If you’re not familiar with QR codes, they are two-dimensional barcodes that can be read by a smartphone’s camera via a QR-code scanning application. You may see them on a range of marketing communications such as, outdoor and press advertising, sales brochures, product literature and packaging.
Traditional barcodes can hold up to 20 numerical digits and are one-dimensional codes. In contrast, QR codes are two-dimensional and have capacity to holds thousands of alphanumeric characters as information. So their ability to hold more information gives them an edge over barcodes.
Also, a traditional barcode can take ten times the amount of screen or print space as a QR code holding the same amount of information. QR codes can be read in 360 degrees, in any direction, which eliminates background issues.
When you scan a QR code on your camera-enabled phone, you can activate a number of phone features such as SMS, email, link to content on the internet, track the price of a product, connect the device to an internet browser, and perform many other functions.
When customers scan a QR code on their phones, they are able to access a range of information and are instantly directed to a web link or content for coupons and special offers, product information, surveys and video clips, sending or text or email messages, promotional or informational videos, checking in via location-based apps, and more.

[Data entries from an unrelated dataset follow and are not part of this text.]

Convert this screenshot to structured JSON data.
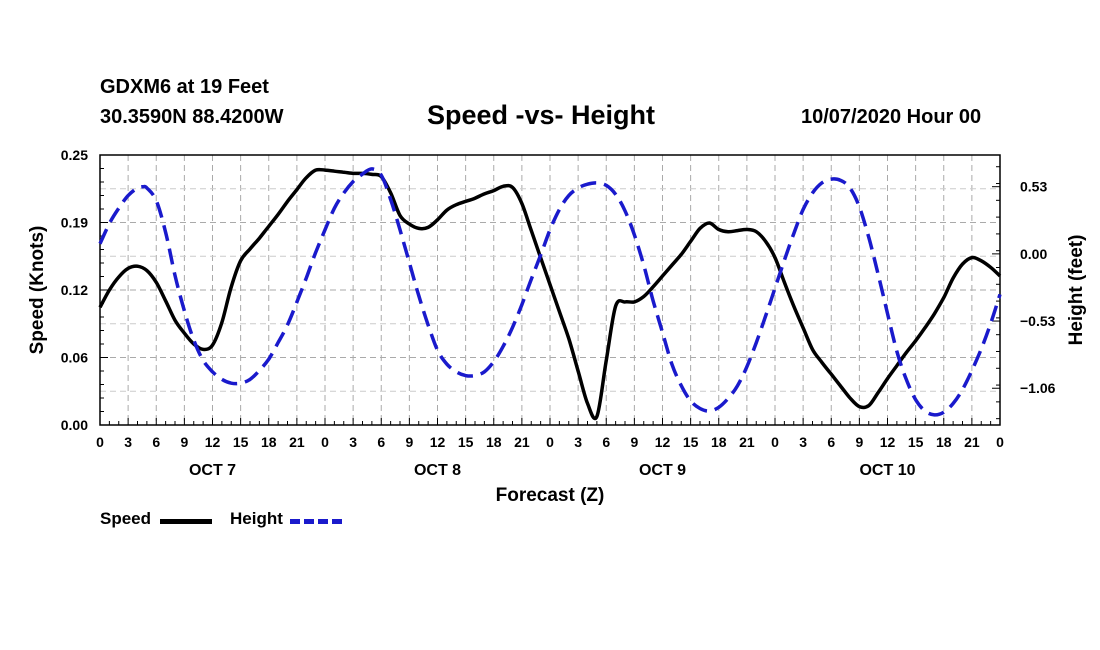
{
  "header": {
    "station": "GDXM6 at 19 Feet",
    "coords": "30.3590N 88.4200W",
    "title": "Speed -vs- Height",
    "timestamp": "10/07/2020 Hour 00"
  },
  "legend": {
    "speed_label": "Speed",
    "height_label": "Height"
  },
  "colors": {
    "speed": "#000000",
    "height": "#1a1acc",
    "grid": "#aaaaaa"
  },
  "chart_data": {
    "type": "line",
    "title": "Speed -vs- Height",
    "xlabel": "Forecast (Z)",
    "ylabel": "Speed (Knots)",
    "y2label": "Height (feet)",
    "xlim": [
      0,
      96
    ],
    "ylim": [
      0,
      0.25
    ],
    "y2lim": [
      -1.35,
      0.78
    ],
    "yticks": [
      "0.00",
      "0.06",
      "0.12",
      "0.19",
      "0.25"
    ],
    "y2ticks": [
      {
        "value": 0.53,
        "label": "0.53"
      },
      {
        "value": 0.0,
        "label": "0.00"
      },
      {
        "value": -0.53,
        "label": "-0.53"
      },
      {
        "value": -1.06,
        "label": "-1.06"
      }
    ],
    "xticks": [
      {
        "x": 0,
        "label": "0"
      },
      {
        "x": 3,
        "label": "3"
      },
      {
        "x": 6,
        "label": "6"
      },
      {
        "x": 9,
        "label": "9"
      },
      {
        "x": 12,
        "label": "12"
      },
      {
        "x": 15,
        "label": "15"
      },
      {
        "x": 18,
        "label": "18"
      },
      {
        "x": 21,
        "label": "21"
      },
      {
        "x": 24,
        "label": "0"
      },
      {
        "x": 27,
        "label": "3"
      },
      {
        "x": 30,
        "label": "6"
      },
      {
        "x": 33,
        "label": "9"
      },
      {
        "x": 36,
        "label": "12"
      },
      {
        "x": 39,
        "label": "15"
      },
      {
        "x": 42,
        "label": "18"
      },
      {
        "x": 45,
        "label": "21"
      },
      {
        "x": 48,
        "label": "0"
      },
      {
        "x": 51,
        "label": "3"
      },
      {
        "x": 54,
        "label": "6"
      },
      {
        "x": 57,
        "label": "9"
      },
      {
        "x": 60,
        "label": "12"
      },
      {
        "x": 63,
        "label": "15"
      },
      {
        "x": 66,
        "label": "18"
      },
      {
        "x": 69,
        "label": "21"
      },
      {
        "x": 72,
        "label": "0"
      },
      {
        "x": 75,
        "label": "3"
      },
      {
        "x": 78,
        "label": "6"
      },
      {
        "x": 81,
        "label": "9"
      },
      {
        "x": 84,
        "label": "12"
      },
      {
        "x": 87,
        "label": "15"
      },
      {
        "x": 90,
        "label": "18"
      },
      {
        "x": 93,
        "label": "21"
      },
      {
        "x": 96,
        "label": "0"
      }
    ],
    "days": [
      {
        "x": 12,
        "label": "OCT 7"
      },
      {
        "x": 36,
        "label": "OCT 8"
      },
      {
        "x": 60,
        "label": "OCT 9"
      },
      {
        "x": 84,
        "label": "OCT 10"
      }
    ],
    "series": [
      {
        "name": "Speed",
        "axis": "left",
        "style": "solid",
        "points": [
          [
            0,
            0.109
          ],
          [
            1,
            0.125
          ],
          [
            2,
            0.137
          ],
          [
            3,
            0.145
          ],
          [
            4,
            0.147
          ],
          [
            5,
            0.143
          ],
          [
            6,
            0.132
          ],
          [
            7,
            0.115
          ],
          [
            8,
            0.097
          ],
          [
            9,
            0.085
          ],
          [
            10,
            0.075
          ],
          [
            11,
            0.07
          ],
          [
            12,
            0.074
          ],
          [
            13,
            0.095
          ],
          [
            14,
            0.128
          ],
          [
            15,
            0.152
          ],
          [
            16,
            0.163
          ],
          [
            17,
            0.173
          ],
          [
            18,
            0.184
          ],
          [
            19,
            0.195
          ],
          [
            20,
            0.207
          ],
          [
            21,
            0.218
          ],
          [
            22,
            0.229
          ],
          [
            23,
            0.236
          ],
          [
            24,
            0.236
          ],
          [
            25,
            0.235
          ],
          [
            26,
            0.234
          ],
          [
            27,
            0.233
          ],
          [
            28,
            0.233
          ],
          [
            29,
            0.232
          ],
          [
            30,
            0.23
          ],
          [
            31,
            0.215
          ],
          [
            32,
            0.194
          ],
          [
            33,
            0.186
          ],
          [
            34,
            0.182
          ],
          [
            35,
            0.183
          ],
          [
            36,
            0.19
          ],
          [
            37,
            0.199
          ],
          [
            38,
            0.204
          ],
          [
            39,
            0.207
          ],
          [
            40,
            0.21
          ],
          [
            41,
            0.214
          ],
          [
            42,
            0.217
          ],
          [
            43,
            0.221
          ],
          [
            44,
            0.22
          ],
          [
            45,
            0.205
          ],
          [
            46,
            0.18
          ],
          [
            47,
            0.155
          ],
          [
            48,
            0.13
          ],
          [
            49,
            0.105
          ],
          [
            50,
            0.08
          ],
          [
            51,
            0.05
          ],
          [
            52,
            0.02
          ],
          [
            53,
            0.008
          ],
          [
            54,
            0.06
          ],
          [
            55,
            0.11
          ],
          [
            56,
            0.114
          ],
          [
            57,
            0.114
          ],
          [
            58,
            0.119
          ],
          [
            59,
            0.128
          ],
          [
            60,
            0.138
          ],
          [
            61,
            0.148
          ],
          [
            62,
            0.158
          ],
          [
            63,
            0.17
          ],
          [
            64,
            0.182
          ],
          [
            65,
            0.187
          ],
          [
            66,
            0.181
          ],
          [
            67,
            0.179
          ],
          [
            68,
            0.18
          ],
          [
            69,
            0.181
          ],
          [
            70,
            0.179
          ],
          [
            71,
            0.17
          ],
          [
            72,
            0.155
          ],
          [
            73,
            0.132
          ],
          [
            74,
            0.11
          ],
          [
            75,
            0.09
          ],
          [
            76,
            0.07
          ],
          [
            77,
            0.058
          ],
          [
            78,
            0.047
          ],
          [
            79,
            0.036
          ],
          [
            80,
            0.025
          ],
          [
            81,
            0.017
          ],
          [
            82,
            0.018
          ],
          [
            83,
            0.03
          ],
          [
            84,
            0.043
          ],
          [
            85,
            0.055
          ],
          [
            86,
            0.067
          ],
          [
            87,
            0.078
          ],
          [
            88,
            0.09
          ],
          [
            89,
            0.103
          ],
          [
            90,
            0.118
          ],
          [
            91,
            0.136
          ],
          [
            92,
            0.149
          ],
          [
            93,
            0.155
          ],
          [
            94,
            0.152
          ],
          [
            95,
            0.146
          ],
          [
            96,
            0.138
          ]
        ]
      },
      {
        "name": "Height",
        "axis": "right",
        "style": "dashed",
        "points": [
          [
            0,
            0.08
          ],
          [
            1,
            0.24
          ],
          [
            2,
            0.36
          ],
          [
            3,
            0.46
          ],
          [
            4,
            0.52
          ],
          [
            4.6,
            0.53
          ],
          [
            5,
            0.52
          ],
          [
            6,
            0.42
          ],
          [
            7,
            0.17
          ],
          [
            8,
            -0.17
          ],
          [
            9,
            -0.45
          ],
          [
            10,
            -0.68
          ],
          [
            11,
            -0.84
          ],
          [
            12,
            -0.93
          ],
          [
            13,
            -0.99
          ],
          [
            14,
            -1.02
          ],
          [
            15,
            -1.02
          ],
          [
            16,
            -0.99
          ],
          [
            17,
            -0.92
          ],
          [
            18,
            -0.83
          ],
          [
            19,
            -0.7
          ],
          [
            20,
            -0.56
          ],
          [
            21,
            -0.38
          ],
          [
            22,
            -0.19
          ],
          [
            23,
            0.01
          ],
          [
            24,
            0.19
          ],
          [
            25,
            0.36
          ],
          [
            26,
            0.48
          ],
          [
            27,
            0.57
          ],
          [
            28,
            0.63
          ],
          [
            29,
            0.67
          ],
          [
            30,
            0.62
          ],
          [
            31,
            0.43
          ],
          [
            32,
            0.19
          ],
          [
            33,
            -0.07
          ],
          [
            34,
            -0.33
          ],
          [
            35,
            -0.56
          ],
          [
            36,
            -0.76
          ],
          [
            37,
            -0.87
          ],
          [
            38,
            -0.93
          ],
          [
            39,
            -0.96
          ],
          [
            40,
            -0.96
          ],
          [
            41,
            -0.93
          ],
          [
            42,
            -0.85
          ],
          [
            43,
            -0.73
          ],
          [
            44,
            -0.58
          ],
          [
            45,
            -0.4
          ],
          [
            46,
            -0.2
          ],
          [
            47,
            -0.01
          ],
          [
            48,
            0.19
          ],
          [
            49,
            0.35
          ],
          [
            50,
            0.46
          ],
          [
            51,
            0.52
          ],
          [
            52,
            0.55
          ],
          [
            53,
            0.56
          ],
          [
            54,
            0.54
          ],
          [
            55,
            0.47
          ],
          [
            56,
            0.34
          ],
          [
            57,
            0.15
          ],
          [
            58,
            -0.09
          ],
          [
            59,
            -0.37
          ],
          [
            60,
            -0.62
          ],
          [
            61,
            -0.87
          ],
          [
            62,
            -1.04
          ],
          [
            63,
            -1.16
          ],
          [
            64,
            -1.22
          ],
          [
            65,
            -1.24
          ],
          [
            66,
            -1.21
          ],
          [
            67,
            -1.14
          ],
          [
            68,
            -1.04
          ],
          [
            69,
            -0.89
          ],
          [
            70,
            -0.7
          ],
          [
            71,
            -0.49
          ],
          [
            72,
            -0.27
          ],
          [
            73,
            -0.05
          ],
          [
            74,
            0.16
          ],
          [
            75,
            0.35
          ],
          [
            76,
            0.48
          ],
          [
            77,
            0.56
          ],
          [
            78,
            0.59
          ],
          [
            79,
            0.58
          ],
          [
            80,
            0.52
          ],
          [
            81,
            0.37
          ],
          [
            82,
            0.13
          ],
          [
            83,
            -0.16
          ],
          [
            84,
            -0.47
          ],
          [
            85,
            -0.77
          ],
          [
            86,
            -0.99
          ],
          [
            87,
            -1.15
          ],
          [
            88,
            -1.24
          ],
          [
            89,
            -1.27
          ],
          [
            90,
            -1.25
          ],
          [
            91,
            -1.18
          ],
          [
            92,
            -1.07
          ],
          [
            93,
            -0.92
          ],
          [
            94,
            -0.75
          ],
          [
            95,
            -0.55
          ],
          [
            96,
            -0.32
          ]
        ]
      }
    ],
    "grid": true
  }
}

The phone needs a QR code reader, the majority of QR code scanners are completely free, and all users need to do after they install one is use the mobile’s camera to scan the QR code, which will then automatically load the encoded data.
Once the camera processes the code, the QR code scanning software examines the black and white squares in the code’s data section and outputs the information contained within.
As an end user, you get instant access to more details about a service, product or initiative by just scanning a QR code. Most QR codes will provide a shortcut to online content that’s updated in real-time, thereby removing the need to remember long addresses. And you also get to keep a digital archive of this information and go back for referral at any time.
Speaking of real-time information, imagine waiting at a bus stop in wet weather, wondering why your bus hasn’t arrived. Is it delayed from schedule? How late will it arrive? Is your stop been cancelled for severe weather?
Germany’s Frankfurt city took advantage of QR codes to offer commuters a viable alternative to waiting in the cold. Posters offering QR codes can provide travellers real-time information about their train and bus routes.
As a marketer, you can provide more information to the user with QR codes and keep that information up to date. For instance, you may wish to start a campaign where you offer daily promotions depending on the number of engaged customers.
With QR codes in your print and online adverting, you can provide users with a link to a website that is updated frequently based on the number of users scanning the QR code and to the website featuring the campaign.
Marketers also get to track users and see insights the effectiveness of marketing campaigns through reviewing analytics in real time. You can measure the total number of users and analyse their behaviour at a very low cost as QR technology is free to use and can be published to any desired media.
QR code technology is proving to be a powerful tool when paired with an innovative strategy and a focus on user experience.